Last Word on Faulty Poll

As there was some legitimate criticism of my post about the poll published in La Presse on the Friday before the Montreal municipal election, I'd like to make some final comments.
First of all, when I wrote my post the page linked was not available. I'm not that stupid.

After reading the comment by Fagstein and following the link, I am still of the same mind that the poll was faulty.

I respect Fagstein as one of Montreal's finest bloggers (specializing in the domain of media), however I do believe I have a better insight when it comes to polling.

For twenty years as an independent political organizer, I conducted countless internal polls and I recognize when a poll is blown.
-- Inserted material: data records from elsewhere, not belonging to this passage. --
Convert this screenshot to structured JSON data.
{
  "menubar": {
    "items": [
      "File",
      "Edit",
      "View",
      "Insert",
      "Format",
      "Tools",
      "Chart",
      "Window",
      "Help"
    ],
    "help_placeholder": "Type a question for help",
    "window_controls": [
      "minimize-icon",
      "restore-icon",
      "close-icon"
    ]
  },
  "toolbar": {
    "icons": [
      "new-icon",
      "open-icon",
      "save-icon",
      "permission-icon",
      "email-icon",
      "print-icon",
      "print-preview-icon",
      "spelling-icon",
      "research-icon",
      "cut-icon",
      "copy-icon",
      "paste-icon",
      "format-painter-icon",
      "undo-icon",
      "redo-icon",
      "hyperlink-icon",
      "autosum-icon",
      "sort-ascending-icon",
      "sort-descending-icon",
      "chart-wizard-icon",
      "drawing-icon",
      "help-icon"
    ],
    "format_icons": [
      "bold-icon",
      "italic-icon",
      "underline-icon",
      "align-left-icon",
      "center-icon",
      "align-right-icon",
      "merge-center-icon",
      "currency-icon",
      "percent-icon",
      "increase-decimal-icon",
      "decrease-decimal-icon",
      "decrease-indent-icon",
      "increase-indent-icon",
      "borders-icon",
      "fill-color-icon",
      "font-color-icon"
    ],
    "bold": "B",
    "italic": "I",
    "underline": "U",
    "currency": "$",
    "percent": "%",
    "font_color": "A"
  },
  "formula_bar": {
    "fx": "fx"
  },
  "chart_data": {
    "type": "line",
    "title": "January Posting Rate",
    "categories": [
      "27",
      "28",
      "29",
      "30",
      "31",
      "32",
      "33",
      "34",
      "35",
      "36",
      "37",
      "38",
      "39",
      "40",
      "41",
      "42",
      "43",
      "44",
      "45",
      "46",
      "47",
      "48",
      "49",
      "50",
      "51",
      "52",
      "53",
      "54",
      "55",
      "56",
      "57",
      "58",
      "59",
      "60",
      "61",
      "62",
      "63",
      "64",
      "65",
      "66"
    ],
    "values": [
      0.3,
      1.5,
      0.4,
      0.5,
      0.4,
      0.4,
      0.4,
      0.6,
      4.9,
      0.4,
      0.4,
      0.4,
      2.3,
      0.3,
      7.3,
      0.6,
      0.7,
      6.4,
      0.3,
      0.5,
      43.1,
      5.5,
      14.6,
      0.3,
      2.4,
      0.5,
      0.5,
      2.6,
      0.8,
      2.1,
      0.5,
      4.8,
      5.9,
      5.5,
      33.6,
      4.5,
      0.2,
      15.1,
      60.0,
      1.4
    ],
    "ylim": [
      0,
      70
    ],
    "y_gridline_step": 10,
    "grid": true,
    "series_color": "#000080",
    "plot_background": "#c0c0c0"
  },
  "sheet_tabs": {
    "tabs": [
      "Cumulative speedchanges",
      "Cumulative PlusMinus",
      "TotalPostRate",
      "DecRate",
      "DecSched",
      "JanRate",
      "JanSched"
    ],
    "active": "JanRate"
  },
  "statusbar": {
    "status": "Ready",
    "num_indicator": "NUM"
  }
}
The poll in question was published on Friday, from information compiled the previous two days. The data was current, you can't do better.

The margin of error is provided to account for all the excuses that Fagstein uses to justify the erroneous results. If we'd accept that polls can be off that much because of what he describes, then no poll could be ever considered reliable. However most are. Professional pollsters know their stuff.
If we are to believe the poll, Bergeron dropped 25% and Tremblay gained 25% support in three days.
Not unheard of, but extremely unlikely.

Pollsters admit that for various reasons, about one in twenty polls are wrong to the point of badly distorting reality.
This may happen because of faulty methodology, interpretation or a sudden whirlwind shift in the opinion of the sample subject. Sometimes it is plain bad luck, where pollsters hit a large block of respondants who are unrepresentative of the general group.

Sometimes events change between the time the poll is taken and when it is scheduled to be published. In that case professional pollsters trash the poll entirely.

The fact remains. The poll was terribly wrong. In the case of the support for Mr. Bergeron and Mr Tremblay, the error was double the margin that pollsters provide themselves.

That in itself is newsworthy. La Presse should have have addressed the issue, especially since they were accused in the media of being anti-Tremblay.
Post-election, Simon Durivage, of the RDI news network commented on air "It's clear that La Presse lost it's election" ('c'est clair que La Presse a perdu ses élections").
Yves Boisvert of La Presse bristled at the barb and took Durivage to task in a column. Perhaps he should next comment on the blown poll.

The main point of of my post was that my prediction that Mr. Bergeron would win the election was based on a faulty poll. I stand by that statement. As for a conspiracy, I stand corrected.

Do you think polling is always honest?